Jesse D. Bloom and Richard A. Neher
bioRxiv, vol. , , 2023
Knowledge of the fitness effects of mutations to SARS-CoV-2 can inform assessment of new variants, design of therapeutics resistant to escape, and understanding of the functions of viral proteins. However, experimentally measuring effects of mutations is challenging: we lack tractable lab assays for many SARS-CoV-2 proteins, and comprehensive deep mutational scanning has been applied to only two SARS-CoV-2 proteins. Here we develop an approach that leverages millions of publicly available SARS-CoV-2 sequences to estimate effects of mutations.
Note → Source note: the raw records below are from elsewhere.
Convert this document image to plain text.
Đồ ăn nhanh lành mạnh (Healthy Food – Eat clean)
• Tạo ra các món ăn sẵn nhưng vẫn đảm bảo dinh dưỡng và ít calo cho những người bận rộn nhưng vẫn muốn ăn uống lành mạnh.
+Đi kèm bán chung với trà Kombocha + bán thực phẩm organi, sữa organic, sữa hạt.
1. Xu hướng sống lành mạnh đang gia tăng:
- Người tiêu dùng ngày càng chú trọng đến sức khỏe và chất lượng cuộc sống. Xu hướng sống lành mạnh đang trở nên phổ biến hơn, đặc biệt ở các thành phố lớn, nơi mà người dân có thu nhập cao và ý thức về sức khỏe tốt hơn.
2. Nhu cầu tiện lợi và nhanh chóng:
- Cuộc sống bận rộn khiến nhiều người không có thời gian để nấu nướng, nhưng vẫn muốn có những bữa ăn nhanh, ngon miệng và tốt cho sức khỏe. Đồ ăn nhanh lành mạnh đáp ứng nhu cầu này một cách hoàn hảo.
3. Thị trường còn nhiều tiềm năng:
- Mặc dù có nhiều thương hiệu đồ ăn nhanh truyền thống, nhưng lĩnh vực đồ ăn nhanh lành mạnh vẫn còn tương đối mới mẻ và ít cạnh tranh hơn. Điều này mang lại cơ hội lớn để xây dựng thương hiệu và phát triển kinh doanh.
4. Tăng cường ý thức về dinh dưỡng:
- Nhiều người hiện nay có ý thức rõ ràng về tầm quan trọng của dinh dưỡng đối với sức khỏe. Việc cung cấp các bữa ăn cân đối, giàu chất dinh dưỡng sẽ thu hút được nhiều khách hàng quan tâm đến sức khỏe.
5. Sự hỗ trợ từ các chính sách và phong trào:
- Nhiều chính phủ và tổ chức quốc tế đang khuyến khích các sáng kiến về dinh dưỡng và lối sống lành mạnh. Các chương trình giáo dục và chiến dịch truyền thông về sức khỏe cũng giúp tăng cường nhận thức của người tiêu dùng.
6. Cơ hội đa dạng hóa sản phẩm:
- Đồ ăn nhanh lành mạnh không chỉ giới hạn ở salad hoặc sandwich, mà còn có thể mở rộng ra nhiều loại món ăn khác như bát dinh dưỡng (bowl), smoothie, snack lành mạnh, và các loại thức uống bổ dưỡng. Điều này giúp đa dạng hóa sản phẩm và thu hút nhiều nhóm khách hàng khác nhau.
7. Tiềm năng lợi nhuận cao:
We first calculate how many independent occurrences of each mutation are expected to be observed along the SARS-CoV-2 phylogeny in the absence of selection. We then compare these expected observations to the actual observations to estimate the effect of each mutation. These estimates correlate well with deep mutational scanning measurements. For most genes, synonymous mutations are nearly neutral, stop-codon mutations are deleterious, and amino-acid mutations have a range of effects. However, some viral accessory proteins are under little to no selection. We provide interactive visualizations of effects of mutations to all SARS-CoV-2 proteins (https://jbloomlab.github.io/SARS2-mut-fitness). The framework we describe is applicable to any virus for which the number of available sequences is sufficiently large that many independent occurrences of each neutral mutation are observed.